France

«Victoire modeste» : le Conseil constitutionnel censure l'accès d'Hadopi aux données de connexion

Les Sages ont estimé que plusieurs dispositions prises par la Hadopi étaient «déséquilibrées entre le droit au respect de la vie privée et l'objectif de sauvegarde de la propriété intellectuelle». Mais celle-ci ne serait pas «vaincue» pour autant.

Le Conseil constitutionnel a censuré le 20 mai plusieurs dispositions portant sur l'accès de la Haute Autorité pour la diffusion des œuvres et la protection des droits sur internet (Hadopi) à «tous documents», dont des données de connexion des internautes. Il a toutefois reporté au 31 décembre 2020 l'application de sa décision, au regard de «conséquences manifestement excessives» d'une abrogation immédiate de ces dispositions du code de la propriété intellectuelle.

Un des requérants, l'association de défense des internautes la Quadrature du Net, a d'abord réagi avec enthousiasme à cette censure partielle, estimant que la Hadopi était «vaincue». Mais l'organisation a toutefois considéré, dans un second communiqué, que «cette décision pourrait constituer une victoire nettement plus modeste».

«Malgré la restriction du champ des données de connexion accessibles à la Hadopi – qui reste une victoire – une lecture plus attentive nous amène à penser que demeure une interprétation selon laquelle son activité devrait pouvoir persister», remarque la Quadrature du Net.

Pas de «garanties propres à assurer une conciliation qui ne soit pas manifestement déséquilibrée»

Les Sages ont de leur côté expliqué, dans leur décision, que le législateur n'avait «pas entouré la procédure» mise en œuvre par Hadopi «de garanties propres à assurer une conciliation qui ne soit pas manifestement déséquilibrée entre le droit au respect de la vie privée et l'objectif de sauvegarde de la propriété intellectuelle».

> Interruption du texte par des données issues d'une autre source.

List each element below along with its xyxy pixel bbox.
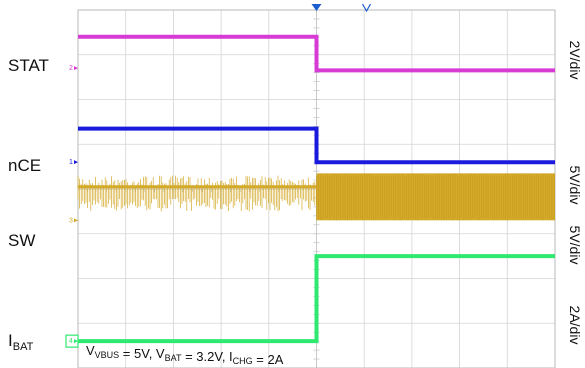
trace-line-stat xyxy=(78,34,555,73)
channel-label-nce: nCE xyxy=(8,156,41,175)
sw-switching-texture xyxy=(316,173,555,221)
delay-marker xyxy=(361,3,372,13)
sw-switching-after xyxy=(316,173,555,221)
trace-line-ibat xyxy=(78,254,555,344)
scale-label-stat: 2V/div xyxy=(567,41,583,80)
channel-marker-stat: 2 xyxy=(69,65,78,72)
trigger-position-marker xyxy=(311,4,322,11)
channel-label-sw: SW xyxy=(8,231,35,250)
trace-line-nce xyxy=(78,126,555,165)
channel-label-ibat: IBAT xyxy=(8,331,34,353)
scope-traces xyxy=(77,34,555,344)
marker-number: 3 xyxy=(69,217,73,224)
trace-stat xyxy=(78,34,555,73)
marker-arrow xyxy=(74,66,78,71)
trace-ibat xyxy=(78,254,555,344)
scale-label-nce: 5V/div xyxy=(567,166,583,205)
channel-marker-nce: 1 xyxy=(69,159,78,166)
channel-scales: 2V/div 5V/div 5V/div 2A/div xyxy=(567,41,583,345)
marker-arrow xyxy=(74,339,78,344)
marker-number: 4 xyxy=(69,338,73,345)
channel-marker-ibat: 4 xyxy=(65,334,79,348)
channel-labels: STAT nCE SW IBAT xyxy=(8,56,49,353)
channel-markers: 2 1 3 4 xyxy=(65,65,79,348)
marker-arrow xyxy=(74,160,78,165)
trace-sw xyxy=(77,173,555,221)
scale-label-ibat: 2A/div xyxy=(567,306,583,345)
scale-label-sw: 5V/div xyxy=(567,226,583,265)
channel-marker-sw: 3 xyxy=(69,217,78,224)
channel-label-stat: STAT xyxy=(8,56,49,75)
test-conditions-note: VVBUS = 5V, VBAT = 3.2V, ICHG = 2A xyxy=(86,343,284,367)
marker-number: 1 xyxy=(69,159,73,166)
trace-nce xyxy=(78,126,555,165)
marker-number: 2 xyxy=(69,65,73,72)
sw-switching-before xyxy=(77,175,317,212)
marker-arrow xyxy=(74,218,78,223)
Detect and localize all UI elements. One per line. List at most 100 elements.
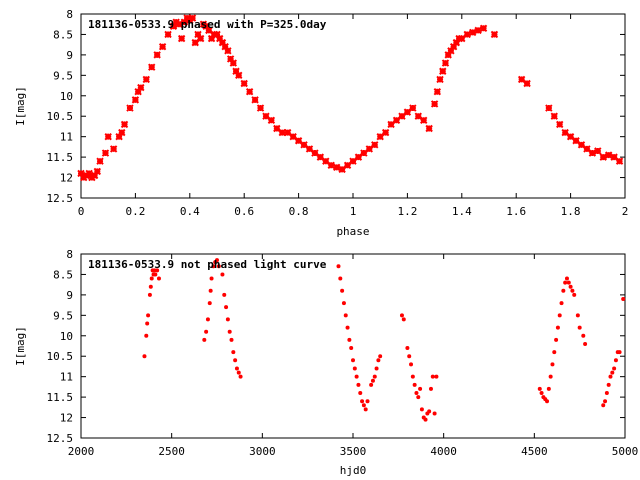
- data-point: [316, 153, 325, 161]
- data-point: [358, 391, 363, 396]
- y-tick-label: 8: [66, 248, 73, 261]
- data-point: [236, 370, 241, 375]
- data-point: [615, 157, 624, 165]
- data-point: [360, 399, 365, 404]
- data-point: [419, 407, 424, 412]
- data-point: [278, 128, 286, 137]
- data-point: [594, 147, 602, 155]
- data-point: [399, 313, 404, 318]
- data-point: [365, 145, 374, 153]
- data-point: [147, 292, 152, 297]
- data-point: [146, 313, 151, 318]
- data-point: [430, 374, 435, 379]
- data-point: [468, 28, 477, 37]
- data-point: [376, 132, 384, 141]
- data-point: [378, 354, 383, 359]
- y-tick-label: 12: [60, 172, 73, 185]
- data-point: [169, 22, 178, 30]
- data-point: [235, 71, 243, 80]
- data-series: [142, 258, 626, 422]
- y-tick-label: 10: [60, 90, 73, 103]
- data-point: [225, 317, 230, 322]
- data-point: [134, 87, 142, 96]
- y-tick-label: 10.5: [47, 350, 74, 363]
- data-point: [156, 276, 161, 281]
- data-point: [336, 264, 341, 269]
- data-point: [345, 325, 350, 330]
- data-point: [370, 378, 375, 383]
- data-point: [555, 325, 560, 330]
- data-point: [209, 276, 214, 281]
- data-point: [234, 366, 239, 371]
- data-point: [267, 116, 276, 125]
- data-point: [338, 165, 346, 174]
- data-point: [434, 374, 439, 379]
- data-point: [221, 43, 229, 51]
- data-point: [93, 167, 102, 176]
- data-point: [77, 169, 85, 178]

Toutes les dispositions de l'article L331-21, en vigueur depuis la création de la Hadopi en 2009, qui définissent les pouvoirs de collecte des agents auprès des opérateurs télécoms, sont censurées.

Le Conseil constitutionnel limite l'accès des données à l'identité des auteurs d'infraction et à leurs coordonnées électroniques, postales et téléphoniques. Il censure également l’accès aux données de connexion détenues par les opérateurs de communication électronique.

Celles-ci «fournissent sur les personnes en cause des informations nombreuses et précises, particulièrement attentatoires à leur vie privée. Elles ne présentent pas non plus nécessairement de lien direct» avec l'obligation des internautes à veiller à ce que leur accès à internet ne soit pas utilisé pour échanger illégalement des fichiers.

Pour mettre en œuvre en France la «riposte graduée» contre le piratage via les réseaux de pair à pair (P2P), la Hadopi reçoit des représentants des artistes (comme la Sacem) les adresses IP des internautes repérés en train d'échanger des fichiers de manière illégale, puis demande aux fournisseurs d'accès (Orange, Free, SFR, etc.) les coordonnées des abonnés utilisant ces adresses IP, afin de leur envoyer des messages d'avertissement.

En 2015, le Conseil constitutionnel avait jugé contraires au droit au respect de la vie privée des dispositions instaurant un droit de communication des données de connexion au profit des agents de l'Autorité de la concurrence, selon des modalités analogues au cas de la Hadopi.

Dans le cadre de la loi prorogeant l'état d'urgence sanitaire, publiée au Journal officiel du 12 mai, soit un jour après la fin du confinement, le Conseil constitutionnel avait déjà censuré deux dispositions, dont une concernait la controversée pratique du traçage.

Quelques jours plus tard, le 18 mai, c'est cette fois le Conseil d'Etat qui avait enjoint le gouvernement de cesser «sans délai» l'utilisation des drones à Paris pour surveiller le respect des règles du déconfinement, en raison de l'absence de cadre juridique pour l'utilisation de ces dispositifs techniques. La Quadrature du Net s'était déjà réjouie de cette nouvelle.